The end result includes dozens of actions that would mitigate climate change, in addition to adapting to the effects it would have on the city’s infrastructure and residents. Saturday marked a 45-day period of public comment of the draft, before a finalized plan is ready to head to the City Council for approval to implement.

These are some of the 19 priority mitigation actions:

Increase frequency, connectivity and safety of transit options;

Increase bikeway infrastructure;Increase density and mixing of land uses;

Provide access to renewably generated electricity;

Promote community solar and microgrids;

Ensure compliance with recycling and organic waste diversion requirements.

Non-priority mitigation actions include increasing construction of zero-net emissions buildings, providing water efficiency rebates or incentives, and requiring solar panels on new construction.

The CAAP draft plan comes a few weeks after the Aquarium of the Pacific opened Pacific Visions, a two-story new wing, which carries a strong message about climate change. The $53 million exhibit aims to show the impact humans have on the earth and its oceans, and what can be done to address it.

The plan found that transportation was the largest source of greenhouse gases coming from the city. But it also addressed other contributors, such as energy and waste are also factors, said Alison Spindler, planner for Long Beach Development Services.

The main goal is to take a holistic approach of climate change, by mitigating the causes of climate change and also addressing the effects, Spindler said. One example, she said, is planting trees.

They not only cool neighborhoods during extreme heat, but they also clean the air and encourage more people to walk, Spindler said.

“Looking for those things can have co-benefits across different sectors is an important part of it,” she said. “The other thing is that research tells us that climate change is already here, it’s already impacting our health — so starting from the adaptation side makes more people realize that this is an issue that’s a priority today.”

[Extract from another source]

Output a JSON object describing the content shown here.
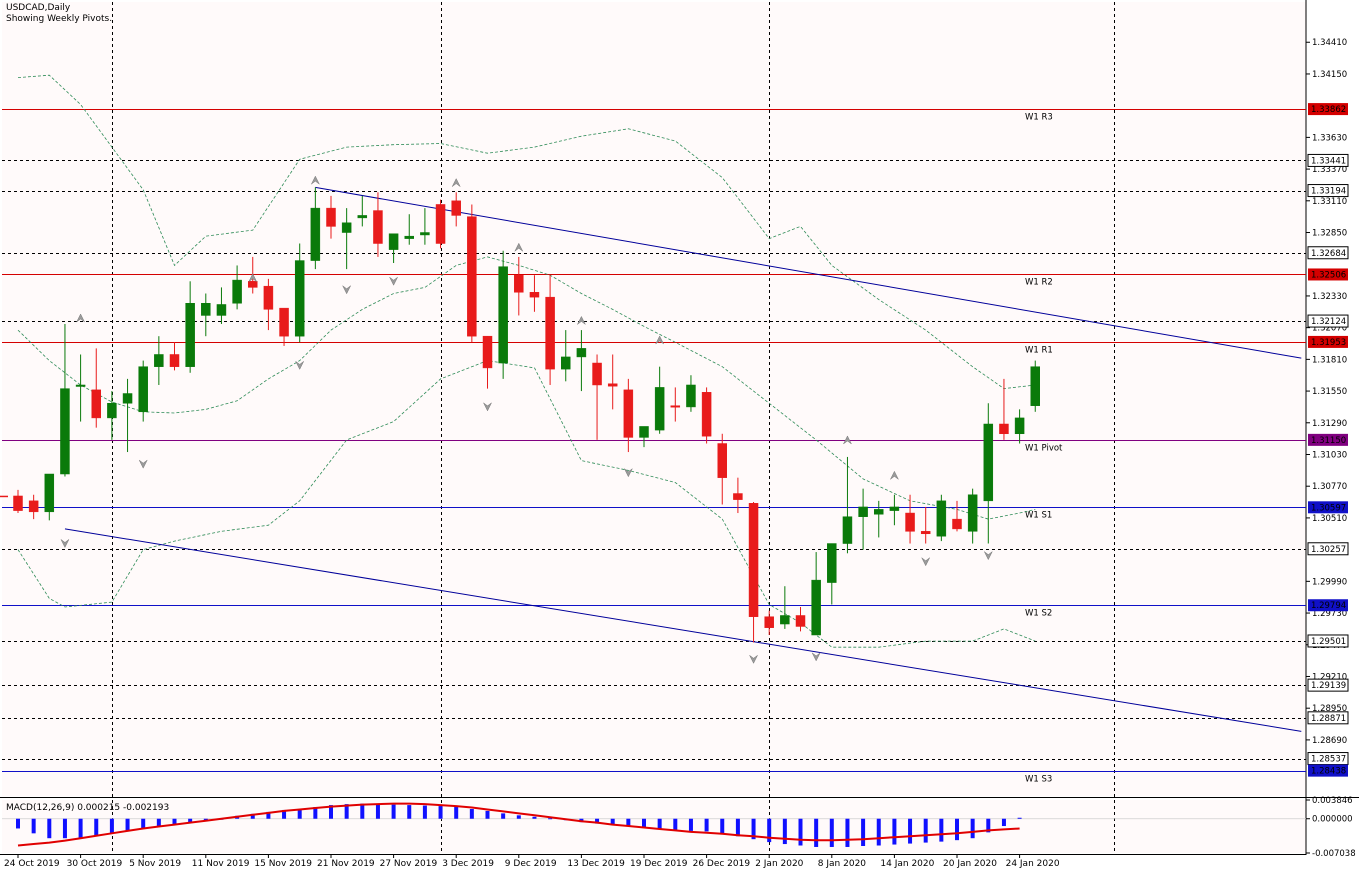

Adaptability actions — which aim to reduce climate impacts to the city and its residents — found four sectors of need for extreme heat, air quality, drought and flooding.

The study found that extreme heat and air quality will impact areas of Central, West and North Long Beach, which already have some of the highest pollution impacts in the state. Additionally, those areas — which tend to be lower-income communities of color — will put vulnerable populations at even higher risk when incidents such as power outages occur, the CAAP found.

Approximately 275,000 residents in those parts of the city live within those “high vulnerability” areas, according to the plan. Some of the priority actions to address those issues included increasing public access to water and cooling centers.

But sea level rise and flooding — which the study projects will heavily impact the Peninsula, Naples and Belmont Shore neighborhoods — was a major point of concern for residents who live near those areas at the Saturday event.

The city projects sea levels could rise 11 inches by 2030 and 66 inches by 2100.

“I’m scared,” said Lindsey Shields, a 25-year Peninsula resident.

The CAAP established 21 short-term, medium-term and long-term goals for addressing sea level rise and flooding adaptation:

Short-term goals by 2030 — Establish a floodplain ordinance; upgrade the city’s existing stormwater management plan; conduct a citywide beach stabilization study; and flood-proof vulnerable sewer pump stations.

Medium-term goals, from 2030 to 2050 — Investigate sea level rise adaptation funding; relocate and elevate critical infrastructure; and elevate riverine levees.

Long-term goals, from 2050 to 2100 — Continue to nourish beaches; construct living shoreline and berm; retrofit and extend sea wall; and evaluate the feasibility of a storm surge barrier at Alamitos Bay.